Что на самом деле сводит меня с ума, когда я читаю критические (и даже некоторые позитивные) рецензии на мои работы, так это повторяющаяся характеристика меня как постмодернистского культурного критика.
Это, пожалуй, единственное, кем я не хочу быть. Я считаю себя философом, занимающимся фундаментальными онтологическими вопросами, и, кроме того, философом в традиционном его понимании немецким идеализмом.
Любой, кто видел "Головокружение" Хичкока, помнит загадочную сцену в парке секвой, где Мадлен подошла к срезу тысячелетнего ствола, и, показав историю его роста до сего дня, указывает на две окружности рядом с внешним краем и говорит: "Вот я родилась... и вот я умерла". Аналогичным образом, мы можем представить себе философскую музу перед линией времени европейской истории, указывающую на две близкие друг к другу даты и говорящую: "Здесь я родилась... и здесь я умерла." Первая дата это 1781 год - публикация "Критики чистого разума" Иммануила Канта, а вторая 1831 год - год смерти Георга Вильгельма Фридриха Гегеля.
Для меня в каком-то смысле вся философия упакована в эти пятьдесят лет: длительное развитие до этого было лишь подготовкой к появлению понятия о трансцендентальном, тогда как в постгегегелевский период философия возвращается под видом банальной глупости, т.е. вульгарного эмпиризма XIX века. Для меня все четверо великих немецких идеалистов - Кант, Фихте, Шеллинг и Гегель - обозначили дистанцию по отношению к идеалистической субъективности и смогли получить неметафизическое представление о сути истории и об отчуждении нашего существования. Они боролись с тем, чтобы вырваться из горизонта абсолютной субъективности, не возвращаясь к дотрансцендентальному реализму.

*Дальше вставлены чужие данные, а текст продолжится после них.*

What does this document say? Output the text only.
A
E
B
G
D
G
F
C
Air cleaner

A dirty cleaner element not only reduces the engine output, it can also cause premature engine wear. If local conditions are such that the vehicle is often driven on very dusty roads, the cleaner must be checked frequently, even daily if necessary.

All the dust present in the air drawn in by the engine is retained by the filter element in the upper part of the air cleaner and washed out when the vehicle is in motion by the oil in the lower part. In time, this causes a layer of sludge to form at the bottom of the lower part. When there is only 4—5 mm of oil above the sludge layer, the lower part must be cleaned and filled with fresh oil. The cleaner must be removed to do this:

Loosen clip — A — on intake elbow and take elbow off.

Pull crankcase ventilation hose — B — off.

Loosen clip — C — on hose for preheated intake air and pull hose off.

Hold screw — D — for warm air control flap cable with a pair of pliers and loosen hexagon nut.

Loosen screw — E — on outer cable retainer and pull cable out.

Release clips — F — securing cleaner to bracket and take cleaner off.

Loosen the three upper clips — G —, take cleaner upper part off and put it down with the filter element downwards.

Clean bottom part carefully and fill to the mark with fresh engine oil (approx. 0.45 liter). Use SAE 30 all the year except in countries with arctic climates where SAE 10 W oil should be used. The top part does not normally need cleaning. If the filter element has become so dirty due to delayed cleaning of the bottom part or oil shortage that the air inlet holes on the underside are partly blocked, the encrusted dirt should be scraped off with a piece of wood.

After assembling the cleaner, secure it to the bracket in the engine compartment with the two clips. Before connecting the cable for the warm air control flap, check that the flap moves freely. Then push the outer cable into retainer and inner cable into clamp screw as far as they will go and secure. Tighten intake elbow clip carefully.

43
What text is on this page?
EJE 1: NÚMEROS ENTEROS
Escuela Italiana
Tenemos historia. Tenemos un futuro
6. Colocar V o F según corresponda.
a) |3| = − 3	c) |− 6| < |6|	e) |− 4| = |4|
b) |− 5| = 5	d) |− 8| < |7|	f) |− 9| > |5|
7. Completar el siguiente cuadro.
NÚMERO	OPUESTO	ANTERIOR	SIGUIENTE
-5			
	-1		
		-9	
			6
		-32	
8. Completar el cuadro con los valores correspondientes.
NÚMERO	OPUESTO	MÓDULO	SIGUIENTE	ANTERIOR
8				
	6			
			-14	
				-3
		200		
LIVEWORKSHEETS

Но какого Гегеля я имею в виду? Что я имею в виду? Чтобы максимально упростить, вот триада, определяющая мою философскую позицию - это триада их Баруха Спинозы, Канта и Гегеля. Спиноза, пожалуй, является вершиной реалистической онтологии: существует реальность субстанции, и мы можем познакомиться с ней через наш разум, рассеивая завесу иллюзий. Трансцендентальный поворот Канта вводит здесь радикальный разрыв: мы никогда не можем получить доступ к тому, каким образом вещи существуют в себе, наш разум ограничен сферой явлений, и если мы пытаемся выйти за рамки явлений, то наш разум попадает в необходимые антиномии и противоречия. Что Гегель делает, так утверждает, что никакой реальности в себе нет помимо феноменов, что не означает, что все, что есть - лишь взаимодействие феноменов. Феноменальный мир отмечен линией невозможности, но за ней нет ничего, нет другого мира, нет позитивной реальности, поэтому мы не возвращаемся к докантовскому реализму, просто то, что для Канта является ограничением наших знаний, невозможность достичь самого существа – теперь вписано в саму эту вещь.
Кроме того, Гегель НЕ является критическим мыслителем: его основная позиция заключается не в примирении как долгосрочной цели, а в примирении как факте, который представлен перед нами с неожиданной горькой истиной воплощенного идеала. Если существует гегельский девиз, то это что-то вроде: найти истину в том, как все пошло не так! Гегель обращается к нам не с "духом доверия" (название последней книги Роберта Брэндома о гегелевой феноменологии), а скорее с духом недоверия - он исходит из того, что каждый крупный человеческий проект оказывается неправильным и только таким образом свидетельствует о его истинности. Французская революция стремилась к всеобщей свободе и достигла своего апогея в терроре, коммунизм стремился ко всемирной эмансипации и породил сталинский террор... Урок Гегеля - это новая версия знаменитого лозунга Большого брата из книги Джорджа Оруэлла 1984 года "свобода - это рабство": когда мы пытаемся непосредственно добиться свободы, результатом становится рабство. Так что, кем бы Гегель ни был, он определенно не мыслитель идеала, к которому мы стремимся бесконечно.
Генрих Гейне (он был учеником Гегеля в последние годы философа) рассказывал историю, что однажды заявил Гегелю, что не может одобрить формулу Гегеля "все действительное разумно", и что Гегель внимательно посмотрел вокруг и не слишком громко рассказал своему ученику: "Возможно, я должен был сказать: все действительное должно быть разумным". Даже если этот анекдот и правда, с философской точки зрения он является ложью - если его Гейне вообще не придумал сам. Он представляет собой попытку Гегеля скрыть от своего ученика болезненный месседж или истину его мышления.
Такой Гегель является центральной отправной точкой всей моей работы.